Lakin o kıvılcımın çakılmasına layık olacak bir insanlık gereklidir!

Haksızlık ve adaletsizlikten yanan barbar dünyada bir kıvılcımın sıçramamış olması öyle bir lanettir ki, insanlığın bitip tükendiğine dair bir kanıttır.

Adaletsizlik sonucu doğan kuraklık insanları öyle çıldırtmış ki, tıpkı yoğun bir ateşin havadaki oksijeni tutuşturup yangın fırtınalarına ve rüzgârın etkisiyle türbülanslara sebep olması gibi küçüğünden büyüğüne, cahilinden bilgilisine kadar herkes manyaklaşmış ve sapıtmıştır. Çünkü yalanın içselleştirildiği seküler dünyada insanlık bulunmamaktadır.

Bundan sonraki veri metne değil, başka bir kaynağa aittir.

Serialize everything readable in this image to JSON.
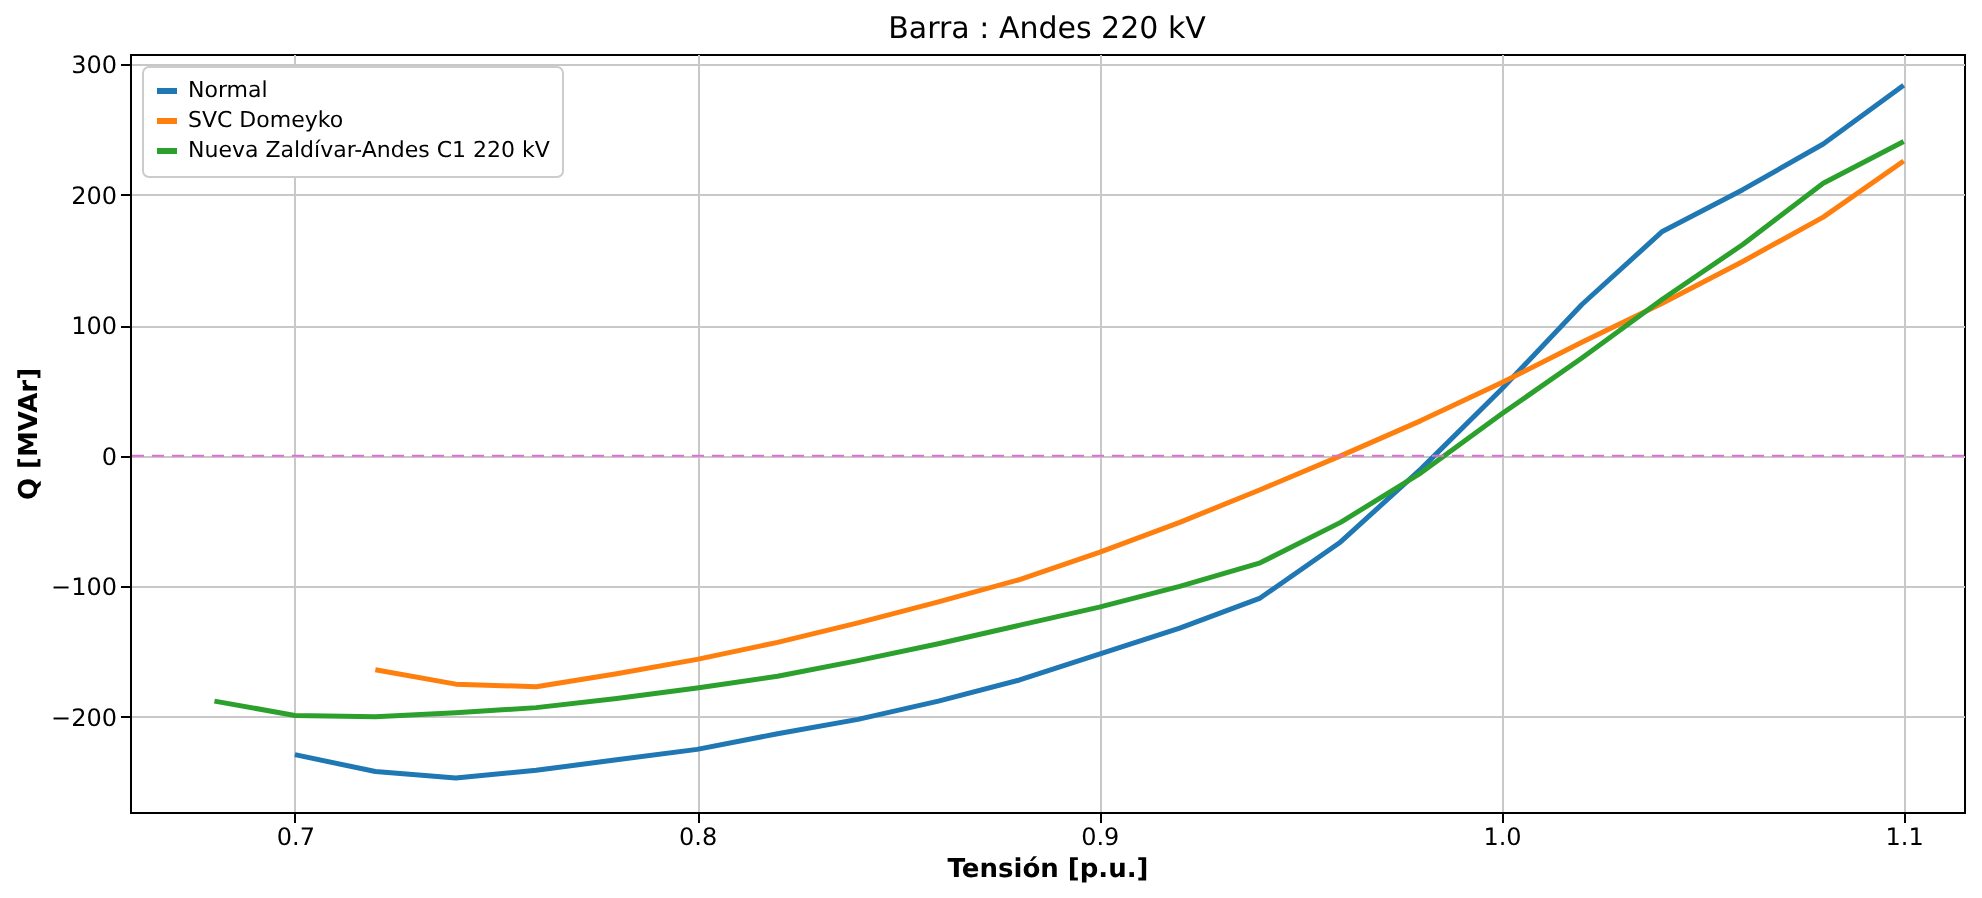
{
  "chart_data": {
    "type": "line",
    "title": "Barra : Andes 220 kV",
    "xlabel": "Tensión [p.u.]",
    "ylabel": "Q [MVAr]",
    "xlim": [
      0.659,
      1.115
    ],
    "xticks": [
      {
        "value": 0.7,
        "label": "0.7"
      },
      {
        "value": 0.8,
        "label": "0.8"
      },
      {
        "value": 0.9,
        "label": "0.9"
      },
      {
        "value": 1.0,
        "label": "1.0"
      },
      {
        "value": 1.1,
        "label": "1.1"
      }
    ],
    "ylim": [
      -273,
      308
    ],
    "yticks": [
      -200,
      -100,
      0,
      100,
      200,
      300
    ],
    "grid": true,
    "legend": "top left",
    "line_style": "solid",
    "ref_lines": [
      {
        "axis": "y",
        "value": 0,
        "color": "#da70d6",
        "line_style": "dashed"
      }
    ],
    "series": [
      {
        "name": "Normal",
        "color": "#1f77b4",
        "x": [
          0.7,
          0.72,
          0.74,
          0.76,
          0.78,
          0.8,
          0.82,
          0.84,
          0.86,
          0.88,
          0.9,
          0.92,
          0.94,
          0.96,
          0.98,
          1.0,
          1.02,
          1.04,
          1.06,
          1.08,
          1.1
        ],
        "values": [
          -229,
          -242,
          -247,
          -241,
          -233,
          -225,
          -213,
          -202,
          -188,
          -172,
          -152,
          -132,
          -109,
          -66,
          -10,
          51,
          116,
          172,
          204,
          239,
          284
        ]
      },
      {
        "name": "SVC Domeyko",
        "color": "#ff7f0e",
        "x": [
          0.72,
          0.74,
          0.76,
          0.78,
          0.8,
          0.82,
          0.84,
          0.86,
          0.88,
          0.9,
          0.92,
          0.94,
          0.96,
          0.98,
          1.0,
          1.02,
          1.04,
          1.06,
          1.08,
          1.1
        ],
        "values": [
          -164,
          -175,
          -177,
          -167,
          -156,
          -143,
          -128,
          -112,
          -95,
          -74,
          -51,
          -26,
          0,
          27,
          56,
          87,
          117,
          149,
          183,
          226
        ]
      },
      {
        "name": "Nueva Zaldívar-Andes C1 220 kV",
        "color": "#2ca02c",
        "x": [
          0.68,
          0.7,
          0.72,
          0.74,
          0.76,
          0.78,
          0.8,
          0.82,
          0.84,
          0.86,
          0.88,
          0.9,
          0.92,
          0.94,
          0.96,
          0.98,
          1.0,
          1.02,
          1.04,
          1.06,
          1.08,
          1.1
        ],
        "values": [
          -188,
          -199,
          -200,
          -197,
          -193,
          -186,
          -178,
          -169,
          -157,
          -144,
          -130,
          -116,
          -100,
          -82,
          -51,
          -13,
          32,
          75,
          120,
          162,
          209,
          241
        ]
      }
    ]
  }
}
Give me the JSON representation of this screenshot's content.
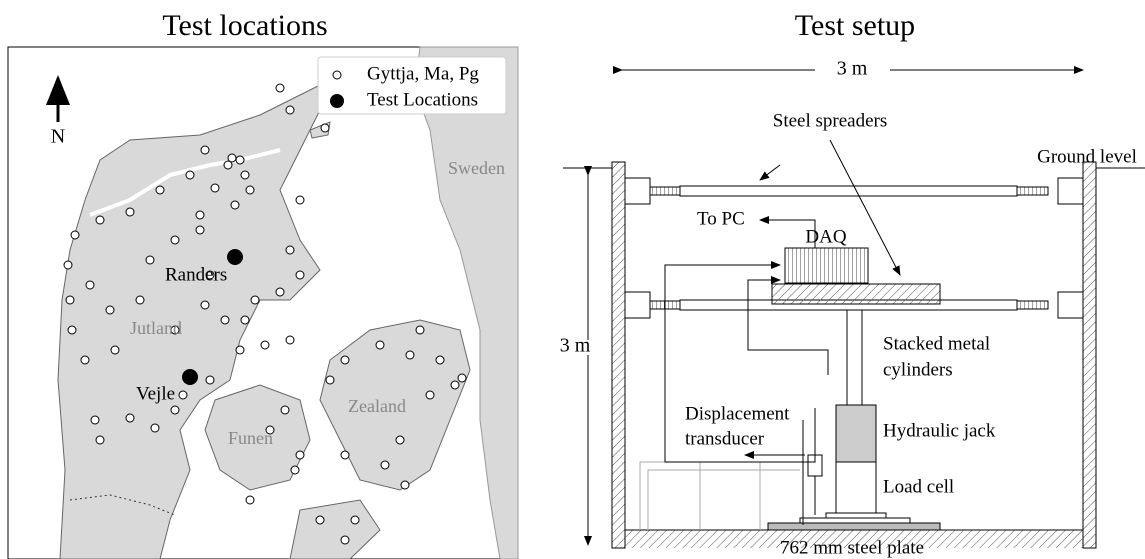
{
  "left_panel": {
    "title": "Test locations",
    "legend": [
      "Gyttja, Ma, Pg",
      "Test Locations"
    ],
    "north": "N",
    "places": [
      "Sweden",
      "Randers",
      "Jutland",
      "Vejle",
      "Zealand",
      "Funen"
    ]
  },
  "right_panel": {
    "title": "Test setup",
    "width_dim": "3 m",
    "height_dim": "3 m",
    "labels": [
      "Steel spreaders",
      "Ground level",
      "To PC",
      "DAQ",
      "Stacked metal",
      "cylinders",
      "Displacement",
      "transducer",
      "Hydraulic jack",
      "Load cell",
      "762 mm steel plate"
    ]
  }
}
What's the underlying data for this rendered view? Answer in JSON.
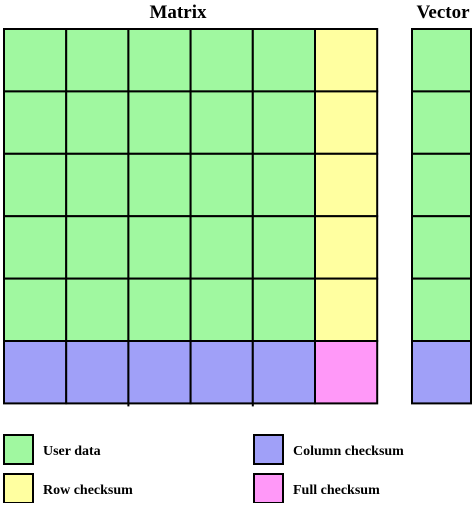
{
  "titles": {
    "matrix": "Matrix",
    "vector": "Vector"
  },
  "grid": {
    "data_rows": 5,
    "data_cols": 5
  },
  "colors": {
    "user_data": "#a0f8a0",
    "row_checksum": "#ffffa0",
    "column_checksum": "#a0a0f8",
    "full_checksum": "#ff98f8",
    "line": "#000000"
  },
  "legend": [
    {
      "key": "user_data",
      "label": "User data"
    },
    {
      "key": "row_checksum",
      "label": "Row checksum"
    },
    {
      "key": "column_checksum",
      "label": "Column checksum"
    },
    {
      "key": "full_checksum",
      "label": "Full checksum"
    }
  ]
}
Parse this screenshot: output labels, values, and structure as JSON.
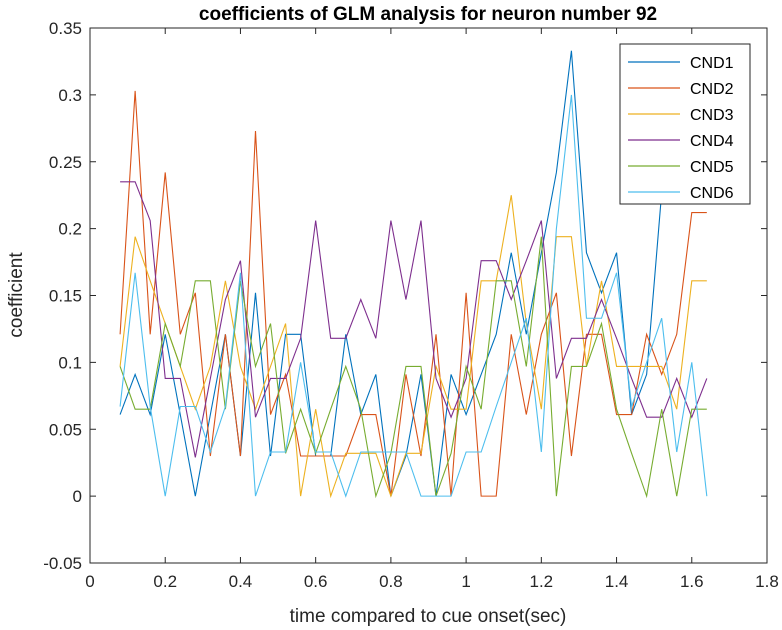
{
  "chart_data": {
    "type": "line",
    "title": "coefficients of GLM analysis for neuron number 92",
    "xlabel": "time compared to cue onset(sec)",
    "ylabel": "coefficient",
    "xlim": [
      0,
      1.8
    ],
    "ylim": [
      -0.05,
      0.35
    ],
    "xticks": [
      0,
      0.2,
      0.4,
      0.6,
      0.8,
      1,
      1.2,
      1.4,
      1.6,
      1.8
    ],
    "yticks": [
      -0.05,
      0,
      0.05,
      0.1,
      0.15,
      0.2,
      0.25,
      0.3,
      0.35
    ],
    "xtick_labels": [
      "0",
      "0.2",
      "0.4",
      "0.6",
      "0.8",
      "1",
      "1.2",
      "1.4",
      "1.6",
      "1.8"
    ],
    "ytick_labels": [
      "-0.05",
      "0",
      "0.05",
      "0.1",
      "0.15",
      "0.2",
      "0.25",
      "0.3",
      "0.35"
    ],
    "grid": false,
    "legend_position": "top-right",
    "x": [
      0.08,
      0.12,
      0.16,
      0.2,
      0.24,
      0.28,
      0.32,
      0.36,
      0.4,
      0.44,
      0.48,
      0.52,
      0.56,
      0.6,
      0.64,
      0.68,
      0.72,
      0.76,
      0.8,
      0.84,
      0.88,
      0.92,
      0.96,
      1.0,
      1.04,
      1.08,
      1.12,
      1.16,
      1.2,
      1.24,
      1.28,
      1.32,
      1.36,
      1.4,
      1.44,
      1.48,
      1.52,
      1.56,
      1.6,
      1.64
    ],
    "series": [
      {
        "name": "CND1",
        "color": "#0072BD",
        "values": [
          0.061,
          0.091,
          0.061,
          0.121,
          0.061,
          0.0,
          0.061,
          0.121,
          0.03,
          0.152,
          0.03,
          0.121,
          0.121,
          0.03,
          0.03,
          0.121,
          0.061,
          0.091,
          0.0,
          0.03,
          0.091,
          0.0,
          0.091,
          0.061,
          0.091,
          0.121,
          0.182,
          0.121,
          0.182,
          0.242,
          0.333,
          0.182,
          0.152,
          0.182,
          0.061,
          0.091,
          0.227,
          0.242,
          0.242,
          0.242
        ]
      },
      {
        "name": "CND2",
        "color": "#D95319",
        "values": [
          0.121,
          0.303,
          0.121,
          0.242,
          0.121,
          0.152,
          0.03,
          0.121,
          0.03,
          0.273,
          0.061,
          0.091,
          0.03,
          0.03,
          0.03,
          0.03,
          0.061,
          0.061,
          0.0,
          0.091,
          0.03,
          0.121,
          0.0,
          0.152,
          0.0,
          0.0,
          0.121,
          0.061,
          0.121,
          0.152,
          0.03,
          0.121,
          0.121,
          0.061,
          0.061,
          0.121,
          0.091,
          0.121,
          0.212,
          0.212
        ]
      },
      {
        "name": "CND3",
        "color": "#EDB120",
        "values": [
          0.097,
          0.194,
          0.161,
          0.129,
          0.097,
          0.065,
          0.097,
          0.161,
          0.097,
          0.065,
          0.097,
          0.129,
          0.0,
          0.065,
          0.0,
          0.032,
          0.032,
          0.032,
          0.0,
          0.032,
          0.032,
          0.097,
          0.065,
          0.065,
          0.161,
          0.161,
          0.225,
          0.129,
          0.065,
          0.194,
          0.194,
          0.097,
          0.161,
          0.097,
          0.097,
          0.097,
          0.097,
          0.065,
          0.161,
          0.161
        ]
      },
      {
        "name": "CND4",
        "color": "#7E2F8E",
        "values": [
          0.235,
          0.235,
          0.206,
          0.088,
          0.088,
          0.029,
          0.088,
          0.147,
          0.176,
          0.059,
          0.088,
          0.088,
          0.118,
          0.206,
          0.118,
          0.118,
          0.147,
          0.118,
          0.206,
          0.147,
          0.206,
          0.088,
          0.059,
          0.088,
          0.176,
          0.176,
          0.147,
          0.176,
          0.206,
          0.088,
          0.118,
          0.118,
          0.147,
          0.118,
          0.088,
          0.059,
          0.059,
          0.088,
          0.059,
          0.088
        ]
      },
      {
        "name": "CND5",
        "color": "#77AC30",
        "values": [
          0.097,
          0.065,
          0.065,
          0.129,
          0.097,
          0.161,
          0.161,
          0.065,
          0.161,
          0.097,
          0.129,
          0.032,
          0.065,
          0.032,
          0.065,
          0.097,
          0.065,
          0.0,
          0.032,
          0.097,
          0.097,
          0.0,
          0.032,
          0.097,
          0.065,
          0.161,
          0.161,
          0.097,
          0.194,
          0.0,
          0.097,
          0.097,
          0.129,
          0.065,
          0.032,
          0.0,
          0.065,
          0.0,
          0.065,
          0.065
        ]
      },
      {
        "name": "CND6",
        "color": "#4DBEEE",
        "values": [
          0.067,
          0.167,
          0.067,
          0.0,
          0.067,
          0.067,
          0.033,
          0.067,
          0.167,
          0.0,
          0.033,
          0.033,
          0.1,
          0.033,
          0.033,
          0.0,
          0.033,
          0.033,
          0.033,
          0.033,
          0.0,
          0.0,
          0.0,
          0.033,
          0.033,
          0.067,
          0.1,
          0.133,
          0.033,
          0.2,
          0.3,
          0.133,
          0.133,
          0.167,
          0.067,
          0.1,
          0.133,
          0.033,
          0.1,
          0.0
        ]
      }
    ]
  }
}
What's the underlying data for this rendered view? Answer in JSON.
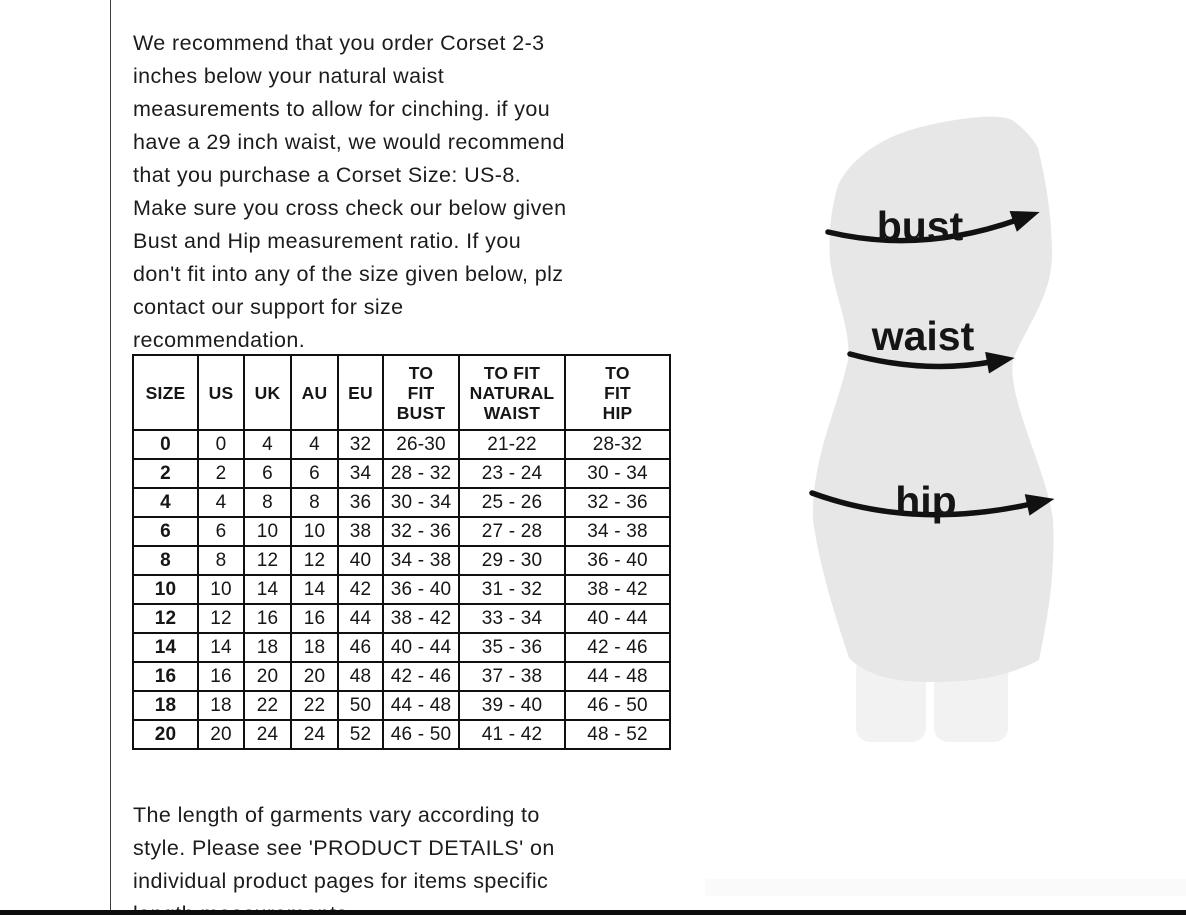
{
  "page": {
    "intro_text": "We recommend that you order Corset 2-3\ninches below your natural waist\nmeasurements to allow for cinching. if you\nhave a 29 inch waist, we would recommend\nthat you purchase a Corset Size: US-8.\nMake sure you cross check our below given\nBust and Hip measurement ratio. If you\ndon't fit into any of the size given below, plz\ncontact our support for size\nrecommendation.",
    "footer_text": "The length of garments vary according to\nstyle. Please see 'PRODUCT DETAILS'  on\nindividual product pages for items specific\nlength measurements."
  },
  "size_table": {
    "columns": [
      "SIZE",
      "US",
      "UK",
      "AU",
      "EU",
      "TO\nFIT\nBUST",
      "TO FIT\nNATURAL\nWAIST",
      "TO\nFIT\nHIP"
    ],
    "rows": [
      [
        "0",
        "0",
        "4",
        "4",
        "32",
        "26-30",
        "21-22",
        "28-32"
      ],
      [
        "2",
        "2",
        "6",
        "6",
        "34",
        "28 - 32",
        "23 - 24",
        "30 - 34"
      ],
      [
        "4",
        "4",
        "8",
        "8",
        "36",
        "30 - 34",
        "25 - 26",
        "32 - 36"
      ],
      [
        "6",
        "6",
        "10",
        "10",
        "38",
        "32 - 36",
        "27 - 28",
        "34 - 38"
      ],
      [
        "8",
        "8",
        "12",
        "12",
        "40",
        "34 - 38",
        "29 - 30",
        "36 - 40"
      ],
      [
        "10",
        "10",
        "14",
        "14",
        "42",
        "36 - 40",
        "31 - 32",
        "38 - 42"
      ],
      [
        "12",
        "12",
        "16",
        "16",
        "44",
        "38 - 42",
        "33 - 34",
        "40 - 44"
      ],
      [
        "14",
        "14",
        "18",
        "18",
        "46",
        "40 - 44",
        "35 - 36",
        "42 - 46"
      ],
      [
        "16",
        "16",
        "20",
        "20",
        "48",
        "42 - 46",
        "37 - 38",
        "44 - 48"
      ],
      [
        "18",
        "18",
        "22",
        "22",
        "50",
        "44 - 48",
        "39 - 40",
        "46 - 50"
      ],
      [
        "20",
        "20",
        "24",
        "24",
        "52",
        "46 - 50",
        "41 - 42",
        "48 - 52"
      ]
    ]
  },
  "figure": {
    "labels": {
      "bust": "bust",
      "waist": "waist",
      "hip": "hip"
    },
    "colors": {
      "body": "#e7e7e7",
      "body_highlight": "#f1f1f1",
      "legs": "#f2f2f2",
      "arrow": "#111111",
      "text": "#1c1c1c",
      "border": "#101010"
    }
  }
}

Velev ki kötülüğe karşı iyiliği, haksızlığa karşı adaleti mukim kılıcı bir kıvılcım oluşmuş olsa da söndürülmeye çalışmakta sınır tanınmamaktadır.

Kimi hak yolda mücadele eden direnişçilerin adalet kıvılcımı yakabilmek maksadıyla barbar güçler karşısındaki mağlubiyetleri aslında zaferdir. Çünkü zafer fani dünya için değil, ebedi ahiret hayatı içindir. Haksızlığa karşı mücadele ederken şehid düşen, gazi kalan ya da esir olanlar kendilerini dünyaya adayanlar değil, doğrudan ahirete adayanlardır. Onun için her daim zaferin Allah'ta olduğunu bilmelerinden rızasına erişebilmek için kulluklarının gereğini yapmaktadırlar.  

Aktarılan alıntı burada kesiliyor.